Much time would pass, and the song would largely be forgotten again, apart from by the diehard Dylan fans, but then in 1978, he repeated the same story to journalist Julia Orange for an edition of Women’s Day.
Dylan’s elusive claims are backed up by famed Dylan biographer Clinton Heylin in the comprehensive 2009 biography Revolution in the Air. The author said that throughout his years of extensive research on Dylan, he could find no other candidate for the position of “Dylan’s first song”, before proceeding to label it so.
In many ways, the ‘Song for Brigitte’ tale is a peculiar one. Embodying the story of the holy grail for Dylan fans, it is mindblowing that a song never recorded or even performed can inspire so much discussion and intrigue.
Helped by Dylan’s somewhat fragmentary recollection, this has left fans wondering just what on earth this one-chord wonder by the 15-year-old Dylan could have sounded like. Let’s be honest, given his age, it was likely terrible.
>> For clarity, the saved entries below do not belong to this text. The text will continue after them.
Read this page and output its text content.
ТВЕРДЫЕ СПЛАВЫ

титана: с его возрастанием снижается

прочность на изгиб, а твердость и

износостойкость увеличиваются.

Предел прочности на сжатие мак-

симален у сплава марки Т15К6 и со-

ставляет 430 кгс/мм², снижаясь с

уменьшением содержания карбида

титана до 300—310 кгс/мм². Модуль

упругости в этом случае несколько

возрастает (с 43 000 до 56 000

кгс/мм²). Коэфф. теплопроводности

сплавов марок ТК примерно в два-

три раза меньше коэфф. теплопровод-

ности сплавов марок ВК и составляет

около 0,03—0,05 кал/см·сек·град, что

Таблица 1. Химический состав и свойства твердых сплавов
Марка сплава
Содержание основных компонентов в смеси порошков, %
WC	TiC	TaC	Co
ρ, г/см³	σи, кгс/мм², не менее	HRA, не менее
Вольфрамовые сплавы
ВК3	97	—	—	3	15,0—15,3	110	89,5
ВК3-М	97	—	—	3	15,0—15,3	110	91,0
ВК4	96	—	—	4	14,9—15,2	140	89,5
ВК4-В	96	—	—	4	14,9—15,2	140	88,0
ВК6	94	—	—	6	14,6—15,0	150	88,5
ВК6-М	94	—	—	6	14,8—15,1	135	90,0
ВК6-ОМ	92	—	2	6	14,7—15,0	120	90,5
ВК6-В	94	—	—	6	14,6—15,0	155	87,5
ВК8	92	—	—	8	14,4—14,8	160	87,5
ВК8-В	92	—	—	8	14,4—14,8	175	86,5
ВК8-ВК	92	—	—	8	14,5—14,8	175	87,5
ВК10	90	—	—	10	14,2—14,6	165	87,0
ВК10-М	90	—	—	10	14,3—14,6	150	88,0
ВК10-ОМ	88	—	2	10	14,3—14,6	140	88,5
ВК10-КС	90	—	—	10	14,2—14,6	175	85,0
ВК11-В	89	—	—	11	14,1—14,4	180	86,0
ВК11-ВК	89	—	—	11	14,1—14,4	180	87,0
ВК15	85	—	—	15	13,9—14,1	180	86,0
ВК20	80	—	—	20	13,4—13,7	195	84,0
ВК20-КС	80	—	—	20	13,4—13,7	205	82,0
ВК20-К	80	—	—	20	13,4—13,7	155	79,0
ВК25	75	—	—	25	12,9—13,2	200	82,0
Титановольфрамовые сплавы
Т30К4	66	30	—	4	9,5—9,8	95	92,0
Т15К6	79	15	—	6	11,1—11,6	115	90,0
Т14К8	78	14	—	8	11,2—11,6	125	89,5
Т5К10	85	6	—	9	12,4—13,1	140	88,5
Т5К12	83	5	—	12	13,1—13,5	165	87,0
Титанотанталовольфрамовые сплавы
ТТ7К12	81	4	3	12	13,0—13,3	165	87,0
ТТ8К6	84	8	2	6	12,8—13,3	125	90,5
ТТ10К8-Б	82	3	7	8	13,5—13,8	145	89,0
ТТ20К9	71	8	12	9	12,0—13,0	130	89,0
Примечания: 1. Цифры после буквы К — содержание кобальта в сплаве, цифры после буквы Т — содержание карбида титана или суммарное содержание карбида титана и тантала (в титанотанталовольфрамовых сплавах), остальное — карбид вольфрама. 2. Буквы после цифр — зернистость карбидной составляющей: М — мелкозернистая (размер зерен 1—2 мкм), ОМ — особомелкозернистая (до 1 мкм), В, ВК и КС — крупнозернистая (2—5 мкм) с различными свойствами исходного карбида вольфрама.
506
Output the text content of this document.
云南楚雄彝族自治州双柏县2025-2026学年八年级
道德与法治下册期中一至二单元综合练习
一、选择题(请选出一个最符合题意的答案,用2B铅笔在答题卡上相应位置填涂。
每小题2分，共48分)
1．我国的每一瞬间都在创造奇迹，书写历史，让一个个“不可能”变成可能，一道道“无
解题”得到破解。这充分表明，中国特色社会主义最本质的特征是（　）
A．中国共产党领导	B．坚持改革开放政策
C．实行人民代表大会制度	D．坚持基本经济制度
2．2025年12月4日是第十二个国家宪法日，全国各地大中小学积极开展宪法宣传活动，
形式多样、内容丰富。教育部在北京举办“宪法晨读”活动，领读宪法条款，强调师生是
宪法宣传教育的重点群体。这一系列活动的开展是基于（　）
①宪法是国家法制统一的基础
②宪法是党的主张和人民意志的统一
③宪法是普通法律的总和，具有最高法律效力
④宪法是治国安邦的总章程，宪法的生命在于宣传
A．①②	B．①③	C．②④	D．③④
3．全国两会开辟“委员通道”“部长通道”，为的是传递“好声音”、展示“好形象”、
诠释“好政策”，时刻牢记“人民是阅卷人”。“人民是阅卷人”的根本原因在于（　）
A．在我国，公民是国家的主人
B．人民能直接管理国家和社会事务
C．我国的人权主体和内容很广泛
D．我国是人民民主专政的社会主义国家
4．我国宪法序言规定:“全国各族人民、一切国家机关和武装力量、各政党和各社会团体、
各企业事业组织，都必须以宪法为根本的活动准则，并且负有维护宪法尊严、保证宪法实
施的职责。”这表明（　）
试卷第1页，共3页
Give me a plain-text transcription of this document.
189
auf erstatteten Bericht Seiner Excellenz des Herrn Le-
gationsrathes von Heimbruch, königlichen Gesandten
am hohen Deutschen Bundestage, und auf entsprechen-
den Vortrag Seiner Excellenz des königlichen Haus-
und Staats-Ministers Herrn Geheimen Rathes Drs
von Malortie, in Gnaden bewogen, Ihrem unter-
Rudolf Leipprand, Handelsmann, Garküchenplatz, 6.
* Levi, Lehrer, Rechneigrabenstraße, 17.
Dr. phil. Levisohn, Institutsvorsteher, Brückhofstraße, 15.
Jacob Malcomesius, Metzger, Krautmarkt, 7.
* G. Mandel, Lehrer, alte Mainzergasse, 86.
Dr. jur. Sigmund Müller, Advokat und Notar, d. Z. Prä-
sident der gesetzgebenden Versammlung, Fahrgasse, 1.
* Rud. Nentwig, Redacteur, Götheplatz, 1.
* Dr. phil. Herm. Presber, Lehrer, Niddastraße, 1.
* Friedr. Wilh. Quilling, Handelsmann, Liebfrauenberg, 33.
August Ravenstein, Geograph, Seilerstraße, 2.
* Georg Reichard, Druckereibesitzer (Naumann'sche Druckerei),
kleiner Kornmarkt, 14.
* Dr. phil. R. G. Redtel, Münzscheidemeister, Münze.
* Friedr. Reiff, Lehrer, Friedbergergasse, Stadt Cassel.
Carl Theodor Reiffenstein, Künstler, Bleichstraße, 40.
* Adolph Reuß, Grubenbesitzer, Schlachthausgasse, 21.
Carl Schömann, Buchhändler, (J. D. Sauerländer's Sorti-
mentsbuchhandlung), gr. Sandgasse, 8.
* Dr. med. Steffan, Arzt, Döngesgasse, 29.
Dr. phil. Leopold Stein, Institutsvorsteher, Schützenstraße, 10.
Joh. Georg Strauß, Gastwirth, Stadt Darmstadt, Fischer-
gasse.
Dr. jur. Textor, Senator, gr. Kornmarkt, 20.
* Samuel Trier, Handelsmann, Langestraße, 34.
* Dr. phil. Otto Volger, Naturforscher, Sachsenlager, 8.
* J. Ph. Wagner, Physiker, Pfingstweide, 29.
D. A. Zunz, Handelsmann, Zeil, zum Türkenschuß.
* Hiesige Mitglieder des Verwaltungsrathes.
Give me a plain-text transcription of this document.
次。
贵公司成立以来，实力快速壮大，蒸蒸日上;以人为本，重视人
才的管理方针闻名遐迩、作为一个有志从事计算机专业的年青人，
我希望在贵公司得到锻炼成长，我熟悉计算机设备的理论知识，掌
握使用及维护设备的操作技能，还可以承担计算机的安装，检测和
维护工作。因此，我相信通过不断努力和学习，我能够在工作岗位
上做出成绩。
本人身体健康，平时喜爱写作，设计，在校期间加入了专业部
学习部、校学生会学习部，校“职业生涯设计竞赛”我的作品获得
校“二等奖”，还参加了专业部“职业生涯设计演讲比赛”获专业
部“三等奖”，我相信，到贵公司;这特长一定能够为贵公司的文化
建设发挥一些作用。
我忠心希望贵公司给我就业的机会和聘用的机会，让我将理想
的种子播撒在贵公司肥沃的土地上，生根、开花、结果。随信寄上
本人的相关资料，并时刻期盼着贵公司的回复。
As if 39 studio albums, and ample live albums to boot was not enough, this speaks volumes of Dylan‘s relationship with his fans. It is likely the song will never see the light of day, and given that ‘The Bard’ had a struggle in remembering it back in the ’60s, who knows what his thoughts on it are today if any.
The mystery surrounding ‘Song for Brigitte’ perfectly encapsulates the mythology that has always followed Dylan throughout his career. Unlike most artists, whose unreleased material eventually leaks or resurfaces in some archive, this song exists almost entirely through rumour and fragmented recollections.
That absence has only deepened its allure, allowing fans to project their own ideas onto what Dylan’s earliest attempt at songwriting might have sounded like before he transformed into one of music’s defining poets.
In many ways, the fascination says just as much about Dylan’s audience as it does about Dylan himself. Few artists inspire the kind of obsessive scrutiny where even an unrecorded, possibly forgotten teenage composition can become part of a wider legend.